Everything seems so shallow.
Was the end game a wedding? After all we've been through? Because it's not even a marriage, it's a wedding with so many red flags.

We see someone portrayed as an introvert, but is he really just an introvert? His inner world is ruled by a set of ironclad principles. That's very adjacent to how autistic people are usually described, with unshakable moral principles. It's like the author confused introversion with autism. Once his principles crumbled, his unshakable principles gained a new direction and focused solely on Yumi. The center of his inner world is now occupied by a person he is supposed to uphold and defend above all else.
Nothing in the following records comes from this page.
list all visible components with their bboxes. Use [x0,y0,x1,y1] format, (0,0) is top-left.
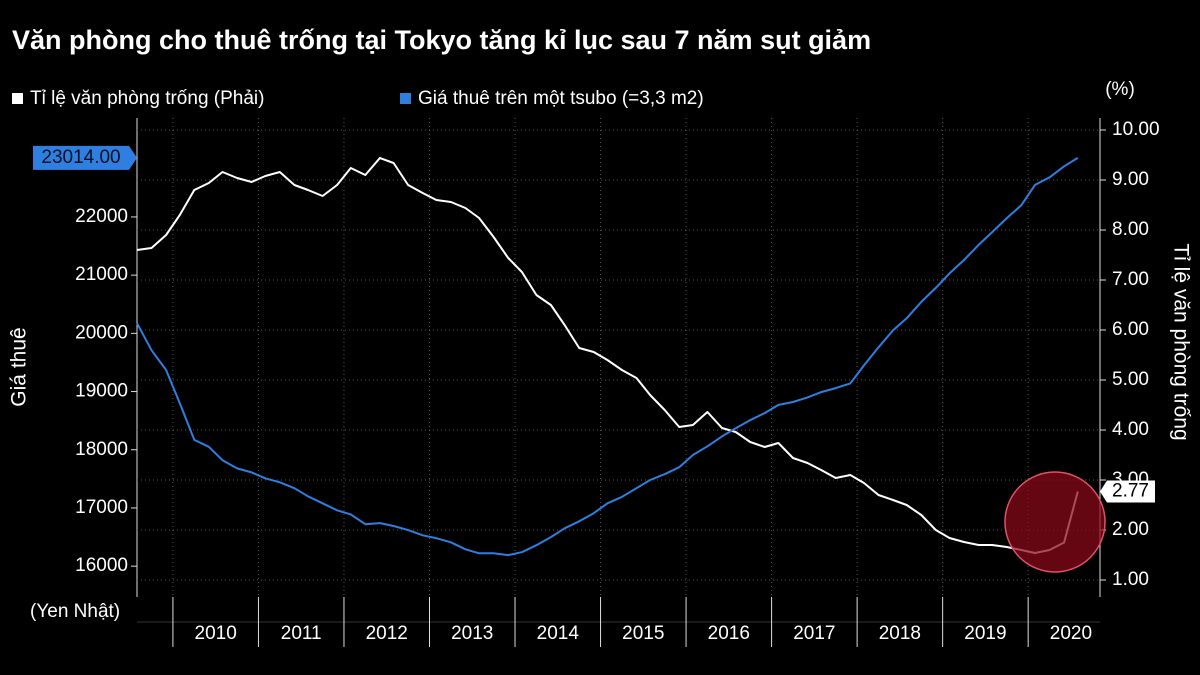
x-tick-label: 2015 [622,623,664,644]
value-label-box [33,145,137,170]
y2-axis-title: Tỉ lệ văn phòng trống [1169,243,1192,440]
y2-tick-label: 2.00 [1112,519,1149,540]
y-tick-label: 21000 [75,264,128,285]
y-tick-label: 20000 [75,322,128,343]
series-line [136,157,1079,557]
legend-swatch [400,93,411,104]
x-tick-label: 2014 [537,623,580,644]
y-tick-label: 19000 [75,381,128,402]
plot: 16000 17000 18000 19000 20000 21000 22000 1.00 2… [75,118,1160,647]
y-tick-label: 17000 [75,497,128,518]
y2-tick-label: 8.00 [1112,219,1149,240]
legend-label: Tỉ lệ văn phòng trống (Phải) [30,88,264,109]
y2-tick-label: 7.00 [1112,269,1149,290]
y2-tick-label: 10.00 [1112,119,1160,140]
x-tick-label: 2010 [195,623,237,644]
x-tick-label: 2011 [281,623,322,644]
value-label: 2.77 [1112,481,1149,502]
y-tick-label: 18000 [75,439,128,460]
y-tick-label: 16000 [75,555,128,576]
x-tick-label: 2017 [793,623,835,644]
x-tick-label: 2013 [451,623,493,644]
x-tick-label: 2019 [964,623,1006,644]
x-tick-label: 2012 [366,623,408,644]
legend-swatch [12,93,23,104]
labels: Tỉ lệ văn phòng trống (Phải) Giá thuê trê… [12,88,1155,503]
y-unit: (Yen Nhật) [30,601,120,622]
y-axis-title: Giá thuê [8,327,31,406]
value-label: 23014.00 [41,147,120,168]
y2-tick-label: 5.00 [1112,369,1149,390]
y2-tick-label: 1.00 [1112,569,1149,590]
y2-tick-label: 4.00 [1112,419,1149,440]
series-line [136,157,1079,554]
x-tick-label: 2020 [1050,623,1092,644]
y2-unit: (%) [1105,79,1135,100]
x-tick-label: 2016 [708,623,750,644]
y2-tick-label: 6.00 [1112,319,1149,340]
chart-title: Văn phòng cho thuê trống tại Tokyo tăng … [12,25,871,55]
legend-label: Giá thuê trên một tsubo (=3,3 m2) [418,88,704,109]
x-tick-label: 2018 [879,623,921,644]
y-tick-label: 22000 [75,206,128,227]
value-label-box [1100,480,1155,503]
highlight-circle [1004,471,1106,573]
y2-tick-label: 9.00 [1112,169,1149,190]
That's not romantic, that's not how introvert people work and that's half way into Yumi ending up in a domestic violence situation. When Yumi has her love cell as her main cell, the focus is still on Yumi's love and her relationship to that love. In this case, it's not his love cell that is involved, but this cell who puts a person who isn't himself above himself. That's not love, that's obsession.

This season gave us a wedding but it didn't give us a relationship. It tried to do enemies to lovers, misunderstandings to lovers, obsession to marriage. A show that broke many tropes and had a fresh format falls too short with this conclusion. It should have ended at season one. This is one more reason why I will always be against sequels. Too much of a good thing is not necessarily good.

The soundtrack is iconic. The acting was acceptable. Kim Go Eun is one of my favourite actresses and the reason I watched this show. It's sad the show fell so short. There's no need for another season. There already wasn't for the last two.